La furie islamique qui se répand comme une vague noire à travers le monde musulman, de la Libye en Indonésie en passant par cette Tunisie si proche de nous (croyait-on), n'est pas près de se résorber.

On sait bien que le prétexte - un film débile concocté par un islamophobe - n'a été que cela: un prétexte. Si ce film n'avait pas existé, ç'aurait été autre chose - une caricature impie, un discours haineux, un spectacle impudique, un exemplaire du Coran brûlé par un hurluberlu, un paragraphe sacrilège dans un roman, etc. (Au fait, la fatwa décrétée en 1989 par l'ayatollah Khomeini contre Salman Rushdie tient toujours: la récompense promise par une fondation religieuse iranienne à qui assassinerait le romancier vient d'être augmentée à 3,3 millions US).

N'importe quoi, en somme, peut mettre le feu aux poudres, simplement parce que les fanatiques de l'islam radical n'attendent qu'une occasion, n'importe laquelle, pour donner libre cours à leur hargne contre l'Occident.

Quand cette vague de colère s'apaisera, une autre lui succédera, et le cycle n'est pas près de finir, car le fossé entre les deux cultures - celle des démocraties libérales et celle des théocraties islamiques - est pour l'instant infranchissable.

Ainsi, dans ces pays où la liberté de parole n'a jamais existé, les protestataires sont convaincus que l'acte isolé d'un individu reflète l'opinion du gouvernement et du peuple américains. Mme Clinton et M. Obama ont eu beau condamner la vidéo qui a déclenché le scandale, on ne les croira pas, tant on est convaincu qu'il s'agit d'une vaste conspiration anti-islamique dirigée par la Maison-Blanche. Il faudrait que le gouvernement envoie illico le cinéaste à la chaise électrique pour laver l'affront, et encore, le doute persisterait.

La situation est devenue dangereuse pour les diplomates occidentaux. On a beau dire que les attaques contre les missions étrangères sont le fait d'une minorité (c'est sûrement vrai), il reste que leurs gouvernements respectifs semblent incapables d'assurer la sécurité des ambassades et des consulats, soit parce qu'ils doivent composer avec leurs minorités salafistes ou intégristes, soit parce que les forces de sécurité des régimes issus du Printemps arabe sont désorganisées.

En Libye notamment, de grandes portions du territoire restent aux mains de milices armées. Qui peut croire que l'invasion du consulat de Benghazi n'a été due qu'au coup de sang impulsif d'une foule en colère? L'attentat a été planifié, les attaquants étaient armés de kalachnikovs et brandissaient le drapeau noir du djihad.

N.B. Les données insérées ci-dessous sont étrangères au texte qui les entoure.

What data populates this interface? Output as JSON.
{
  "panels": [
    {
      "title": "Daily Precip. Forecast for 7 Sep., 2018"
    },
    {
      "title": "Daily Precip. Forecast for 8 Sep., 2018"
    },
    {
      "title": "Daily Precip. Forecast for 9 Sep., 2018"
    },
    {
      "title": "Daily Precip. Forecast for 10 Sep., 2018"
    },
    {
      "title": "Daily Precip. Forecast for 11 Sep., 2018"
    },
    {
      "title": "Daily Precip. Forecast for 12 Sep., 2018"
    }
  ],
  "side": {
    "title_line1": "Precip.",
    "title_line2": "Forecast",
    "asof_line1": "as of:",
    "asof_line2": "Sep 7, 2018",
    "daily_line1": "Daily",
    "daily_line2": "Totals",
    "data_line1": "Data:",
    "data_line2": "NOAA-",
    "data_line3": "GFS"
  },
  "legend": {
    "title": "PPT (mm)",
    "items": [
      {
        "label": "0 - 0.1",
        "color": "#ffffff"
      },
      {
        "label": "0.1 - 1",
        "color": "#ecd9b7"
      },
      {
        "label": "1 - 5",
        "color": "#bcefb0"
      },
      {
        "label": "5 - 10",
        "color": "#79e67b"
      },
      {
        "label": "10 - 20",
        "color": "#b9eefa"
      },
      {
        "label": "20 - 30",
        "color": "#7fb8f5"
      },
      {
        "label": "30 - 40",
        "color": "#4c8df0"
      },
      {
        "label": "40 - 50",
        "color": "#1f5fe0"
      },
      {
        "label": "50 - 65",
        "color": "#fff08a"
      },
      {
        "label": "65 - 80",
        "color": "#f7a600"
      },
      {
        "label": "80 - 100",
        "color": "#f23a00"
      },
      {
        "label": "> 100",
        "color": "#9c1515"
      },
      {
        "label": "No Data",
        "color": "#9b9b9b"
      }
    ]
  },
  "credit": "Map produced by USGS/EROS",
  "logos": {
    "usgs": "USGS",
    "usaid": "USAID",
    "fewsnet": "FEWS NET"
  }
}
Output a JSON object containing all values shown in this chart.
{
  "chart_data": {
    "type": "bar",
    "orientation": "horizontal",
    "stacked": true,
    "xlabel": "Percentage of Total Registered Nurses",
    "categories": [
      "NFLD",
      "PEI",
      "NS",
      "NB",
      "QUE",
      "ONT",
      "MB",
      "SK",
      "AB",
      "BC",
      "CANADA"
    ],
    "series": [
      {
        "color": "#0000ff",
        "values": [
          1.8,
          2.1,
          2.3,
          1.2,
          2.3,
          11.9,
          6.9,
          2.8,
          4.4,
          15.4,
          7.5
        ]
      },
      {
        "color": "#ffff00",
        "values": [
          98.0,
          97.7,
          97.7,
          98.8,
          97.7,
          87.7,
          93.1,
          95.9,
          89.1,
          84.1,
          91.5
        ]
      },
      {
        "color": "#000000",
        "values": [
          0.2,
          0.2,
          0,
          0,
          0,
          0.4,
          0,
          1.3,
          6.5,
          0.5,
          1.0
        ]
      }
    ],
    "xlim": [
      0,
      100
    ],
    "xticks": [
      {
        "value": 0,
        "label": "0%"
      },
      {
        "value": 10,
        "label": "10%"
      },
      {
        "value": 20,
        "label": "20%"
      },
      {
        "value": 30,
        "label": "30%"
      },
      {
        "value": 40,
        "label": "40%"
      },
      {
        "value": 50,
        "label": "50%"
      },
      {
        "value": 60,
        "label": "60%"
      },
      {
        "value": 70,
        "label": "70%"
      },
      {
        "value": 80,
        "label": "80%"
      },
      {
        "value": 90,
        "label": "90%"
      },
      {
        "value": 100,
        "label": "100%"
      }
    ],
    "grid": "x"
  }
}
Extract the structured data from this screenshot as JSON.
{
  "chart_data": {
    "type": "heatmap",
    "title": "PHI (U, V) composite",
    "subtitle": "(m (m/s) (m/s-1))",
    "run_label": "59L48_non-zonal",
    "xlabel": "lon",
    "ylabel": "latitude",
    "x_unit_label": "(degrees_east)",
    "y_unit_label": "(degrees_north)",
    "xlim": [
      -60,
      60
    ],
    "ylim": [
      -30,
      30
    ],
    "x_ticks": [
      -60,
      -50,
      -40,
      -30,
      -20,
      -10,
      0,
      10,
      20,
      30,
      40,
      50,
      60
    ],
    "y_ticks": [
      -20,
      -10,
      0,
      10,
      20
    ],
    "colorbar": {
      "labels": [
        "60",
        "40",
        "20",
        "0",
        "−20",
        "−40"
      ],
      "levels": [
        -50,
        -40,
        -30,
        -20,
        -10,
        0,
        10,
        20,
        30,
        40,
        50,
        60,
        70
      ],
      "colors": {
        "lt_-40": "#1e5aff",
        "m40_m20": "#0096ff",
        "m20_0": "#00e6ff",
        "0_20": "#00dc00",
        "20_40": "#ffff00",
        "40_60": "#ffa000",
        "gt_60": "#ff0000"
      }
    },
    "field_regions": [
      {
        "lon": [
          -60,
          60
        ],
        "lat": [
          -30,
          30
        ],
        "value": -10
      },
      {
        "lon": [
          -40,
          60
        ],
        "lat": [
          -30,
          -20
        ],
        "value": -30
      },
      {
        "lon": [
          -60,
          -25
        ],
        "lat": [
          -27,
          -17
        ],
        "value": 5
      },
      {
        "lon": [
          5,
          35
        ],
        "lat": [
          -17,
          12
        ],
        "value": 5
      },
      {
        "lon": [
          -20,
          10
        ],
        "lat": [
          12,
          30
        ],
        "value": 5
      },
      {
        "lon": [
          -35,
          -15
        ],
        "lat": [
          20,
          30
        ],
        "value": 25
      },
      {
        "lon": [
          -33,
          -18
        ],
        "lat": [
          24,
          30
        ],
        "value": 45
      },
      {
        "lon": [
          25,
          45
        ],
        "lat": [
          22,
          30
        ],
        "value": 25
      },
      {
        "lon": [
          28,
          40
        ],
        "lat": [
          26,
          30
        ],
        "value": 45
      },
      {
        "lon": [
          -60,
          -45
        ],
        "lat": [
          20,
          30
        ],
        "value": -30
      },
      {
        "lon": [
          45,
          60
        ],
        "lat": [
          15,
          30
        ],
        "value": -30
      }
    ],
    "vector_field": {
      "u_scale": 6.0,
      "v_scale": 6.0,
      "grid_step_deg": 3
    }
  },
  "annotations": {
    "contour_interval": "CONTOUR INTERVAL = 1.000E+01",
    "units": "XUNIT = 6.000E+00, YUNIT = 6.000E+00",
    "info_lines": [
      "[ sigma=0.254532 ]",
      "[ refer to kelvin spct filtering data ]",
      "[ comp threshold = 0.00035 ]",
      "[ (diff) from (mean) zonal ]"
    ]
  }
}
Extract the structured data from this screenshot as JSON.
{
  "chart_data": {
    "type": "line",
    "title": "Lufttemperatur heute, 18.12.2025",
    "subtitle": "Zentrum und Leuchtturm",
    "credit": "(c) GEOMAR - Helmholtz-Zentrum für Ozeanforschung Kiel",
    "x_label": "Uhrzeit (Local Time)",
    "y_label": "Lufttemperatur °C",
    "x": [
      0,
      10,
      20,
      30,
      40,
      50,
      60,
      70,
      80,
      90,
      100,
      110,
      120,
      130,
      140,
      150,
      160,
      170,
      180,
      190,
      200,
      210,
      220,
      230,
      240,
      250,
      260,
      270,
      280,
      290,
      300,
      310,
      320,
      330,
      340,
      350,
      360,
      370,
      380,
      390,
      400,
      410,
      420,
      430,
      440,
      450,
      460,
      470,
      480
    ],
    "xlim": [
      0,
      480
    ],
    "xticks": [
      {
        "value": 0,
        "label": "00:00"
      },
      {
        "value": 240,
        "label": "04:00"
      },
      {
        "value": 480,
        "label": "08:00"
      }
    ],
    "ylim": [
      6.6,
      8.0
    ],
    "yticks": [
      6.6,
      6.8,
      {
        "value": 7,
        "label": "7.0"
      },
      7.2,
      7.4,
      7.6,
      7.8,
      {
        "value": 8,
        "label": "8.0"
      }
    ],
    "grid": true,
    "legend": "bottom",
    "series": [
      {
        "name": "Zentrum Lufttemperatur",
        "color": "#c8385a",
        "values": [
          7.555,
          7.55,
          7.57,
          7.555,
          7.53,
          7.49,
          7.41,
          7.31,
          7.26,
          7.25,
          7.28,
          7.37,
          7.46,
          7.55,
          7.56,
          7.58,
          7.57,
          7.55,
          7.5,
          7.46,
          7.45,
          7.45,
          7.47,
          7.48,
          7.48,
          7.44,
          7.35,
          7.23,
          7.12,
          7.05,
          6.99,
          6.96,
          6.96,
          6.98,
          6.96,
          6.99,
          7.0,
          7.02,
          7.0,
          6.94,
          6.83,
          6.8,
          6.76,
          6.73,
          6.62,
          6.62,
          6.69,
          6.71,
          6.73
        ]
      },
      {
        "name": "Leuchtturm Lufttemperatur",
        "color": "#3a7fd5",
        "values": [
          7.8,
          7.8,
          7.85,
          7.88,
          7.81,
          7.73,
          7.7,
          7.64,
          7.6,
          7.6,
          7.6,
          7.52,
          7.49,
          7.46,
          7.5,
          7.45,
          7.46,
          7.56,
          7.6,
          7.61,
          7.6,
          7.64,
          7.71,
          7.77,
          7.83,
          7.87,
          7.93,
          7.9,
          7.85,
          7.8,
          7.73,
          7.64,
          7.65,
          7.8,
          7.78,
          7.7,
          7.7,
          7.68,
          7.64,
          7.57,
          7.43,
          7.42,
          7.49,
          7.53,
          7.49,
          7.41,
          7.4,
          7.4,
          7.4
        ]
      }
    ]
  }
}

Or, comme le signale John Mundy, ancien ambassadeur à Téhéran, l'ambassade la plus fortifiée sera vulnérable si le pays hôte ne veut pas ou ne peut pas assurer sa protection.

Les États-Unis ont demandé à leurs employés en poste au Caire, à Tripoli et à Khartoum de rester chez eux jusqu'à nouvel ordre, et émis une série de directives visant à limiter les dangers qu'encourent leurs ressortissants.

Le Canada risque de devenir une cible de choix en raison de l'appui inconditionnel du gouvernement Harper à Israël. Ottawa vient de fermer l'ambassade de Téhéran, en raison justement des risques à la sécurité (et peut-être aussi parce que le gouvernement pressent, à tort ou à raison, une attaque imminente d'Israël contre l'Iran).

Si cela continue, le système diplomatique qui a survécu à la guerre froide risque de s'effondrer dans certains pays musulmans. Ce serait, bien sûr, une pure catastrophe.

La donne, hélas, a changé. Les adversaires historiques des démocraties occidentales (l'URSS et la Chine) respectaient les règles diplomatiques établies. Ni les Russes ni les Chinois n'attaquaient les missions étrangères, et si l'envie leur en prenait, leurs gouvernements les arrêtaient d'une main de fer. Ce n'est plus le cas dans une partie du monde.